Alzheimers and Hospitals

Today in the local newspaper an article was featured regarding Alzheimer's patients not doing well while in a hospital.
My husband has been in a hospital since May 29th and every day I struggle with wondering whether he should be there or not. If a new treatment that he is undergoing works as effectively as we hope, then I will be saying that it has been a nightmare with a fantastic ending.
My problem is that I can't tell what is the Alzheimer's and what is the effect of the various medications.
David has always been sensitive to any medicine. Where I may need an elephant gun to get me down, a feather dart thrown by a baby would do it for David.
So now we have him not being able to walk, sleeping mostly and occasionally enduring weird episodes that have put him in a state of delirium. I'm told he was like this before he came to hospital, which is really frustrating seeing as I was the one living with him and I know he was not like this!

Here's the thing too, we as healthy people can understand and see three nurses who are taking us to a bathroom. He can't. All he is aware of is noise and hands. Its scary and the staff do not have the time to speak calmly and slowly. So he panics, which in their eyes is being agitated and hence he receives more medicine to calm him down.

At one point today a nurse who was built like Mr and Mrs.Doubtfire on steroids pushed him down onto the bed when he didn't understand the word "sit down." Her shadow had already pushed me down. Yet earlier, David was sitting down with confidence as I guided him after we walked for a little bit.

I have been written up in their bad book for reasons that are easily found under the words love and care.
This is my husband, not a patient, so I am allowed to be with him and have more focus on only him. I did not forget "in sickness and in health."

With Alzheimer's on the increase and being discovered at ages under fifty, we have to explore different ways of treating patients. I have been warned recently of a vicious cycle for David; where he is taken to live at a nursing home where he will inevitably panic and they will send him back to hospital where he is over medicated and the whole cycle begins again. We are not prepared with current resources to take care of younger patients.

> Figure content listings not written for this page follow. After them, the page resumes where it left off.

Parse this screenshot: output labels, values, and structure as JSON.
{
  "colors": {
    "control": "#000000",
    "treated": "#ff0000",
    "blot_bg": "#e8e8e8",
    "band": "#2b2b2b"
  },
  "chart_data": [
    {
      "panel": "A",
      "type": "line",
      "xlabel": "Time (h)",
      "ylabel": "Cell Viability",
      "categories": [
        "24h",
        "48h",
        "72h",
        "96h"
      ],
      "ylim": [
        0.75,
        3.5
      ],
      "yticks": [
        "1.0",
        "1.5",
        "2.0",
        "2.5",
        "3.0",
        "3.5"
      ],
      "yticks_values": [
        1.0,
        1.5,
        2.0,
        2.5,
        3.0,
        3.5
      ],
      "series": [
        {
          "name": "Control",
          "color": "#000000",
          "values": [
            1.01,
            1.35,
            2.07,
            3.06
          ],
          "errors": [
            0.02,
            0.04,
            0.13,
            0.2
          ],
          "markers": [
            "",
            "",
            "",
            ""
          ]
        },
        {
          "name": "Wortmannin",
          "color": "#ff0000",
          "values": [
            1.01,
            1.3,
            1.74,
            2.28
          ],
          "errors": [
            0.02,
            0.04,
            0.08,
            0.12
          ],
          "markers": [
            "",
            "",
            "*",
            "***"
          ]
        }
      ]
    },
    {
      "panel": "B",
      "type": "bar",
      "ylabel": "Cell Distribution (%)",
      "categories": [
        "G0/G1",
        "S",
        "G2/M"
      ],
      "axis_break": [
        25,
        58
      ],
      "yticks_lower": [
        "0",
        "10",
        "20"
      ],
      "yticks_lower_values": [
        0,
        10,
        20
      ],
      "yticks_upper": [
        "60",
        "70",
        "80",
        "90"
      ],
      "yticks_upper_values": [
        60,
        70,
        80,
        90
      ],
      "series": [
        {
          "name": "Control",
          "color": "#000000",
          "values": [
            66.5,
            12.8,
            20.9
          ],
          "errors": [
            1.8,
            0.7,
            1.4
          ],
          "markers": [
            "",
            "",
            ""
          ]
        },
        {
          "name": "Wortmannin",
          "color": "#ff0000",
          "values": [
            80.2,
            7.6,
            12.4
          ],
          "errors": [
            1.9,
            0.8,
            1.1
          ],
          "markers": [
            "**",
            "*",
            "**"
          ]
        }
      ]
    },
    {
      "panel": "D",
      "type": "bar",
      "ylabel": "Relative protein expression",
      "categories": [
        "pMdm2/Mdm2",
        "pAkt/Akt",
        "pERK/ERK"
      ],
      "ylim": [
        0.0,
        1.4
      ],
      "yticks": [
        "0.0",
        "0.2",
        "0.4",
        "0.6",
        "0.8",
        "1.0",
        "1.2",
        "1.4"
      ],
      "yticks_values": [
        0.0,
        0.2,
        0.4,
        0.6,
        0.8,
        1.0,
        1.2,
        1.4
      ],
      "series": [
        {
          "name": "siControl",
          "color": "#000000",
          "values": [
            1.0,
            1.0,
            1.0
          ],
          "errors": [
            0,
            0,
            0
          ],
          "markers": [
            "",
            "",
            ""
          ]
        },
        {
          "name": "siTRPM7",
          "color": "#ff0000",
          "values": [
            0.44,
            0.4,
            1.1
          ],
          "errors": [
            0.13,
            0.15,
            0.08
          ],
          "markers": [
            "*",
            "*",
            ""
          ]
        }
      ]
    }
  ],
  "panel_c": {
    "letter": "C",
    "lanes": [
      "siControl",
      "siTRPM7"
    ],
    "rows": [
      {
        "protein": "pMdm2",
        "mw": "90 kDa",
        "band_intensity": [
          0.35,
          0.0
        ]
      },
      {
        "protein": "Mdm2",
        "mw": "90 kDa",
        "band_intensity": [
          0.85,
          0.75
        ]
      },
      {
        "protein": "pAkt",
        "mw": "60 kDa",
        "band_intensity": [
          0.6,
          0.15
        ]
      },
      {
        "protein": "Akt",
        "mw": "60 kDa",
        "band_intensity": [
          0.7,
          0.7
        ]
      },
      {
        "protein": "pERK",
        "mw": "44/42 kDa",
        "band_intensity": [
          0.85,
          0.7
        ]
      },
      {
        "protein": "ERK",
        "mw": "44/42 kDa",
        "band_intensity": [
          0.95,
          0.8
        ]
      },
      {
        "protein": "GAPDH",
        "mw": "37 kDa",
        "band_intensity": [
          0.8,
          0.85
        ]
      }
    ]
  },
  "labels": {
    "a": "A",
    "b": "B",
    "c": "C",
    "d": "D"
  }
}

They are stronger, more energetic, decline at a quicker rate and do not like listening to Danny Boy or playing bingo. Their awareness of their pain and lack of dignity is higher and their anxiety and fight against the disease is far greater than hospitals are ready for. Adding a pile of psychotic drugs to an already damaged brain until the person is like a zombie is not finding the best quality of life.

I leave the hospital every day with a huge question mark on my shoulders. I imagine one day a mascara will say on its label "not tested on Alzheimer's patients."

Let alone a cure - we need to find a treatment. We need to find it fast.

1 comment:

  1. Jayne,When Bob was in the hospital I felt like I needed to be there 24-7 because he was so confused and would answer what they asked him wrong I was horrified they might treat him for the wrong thing. Prayers and hugs to you.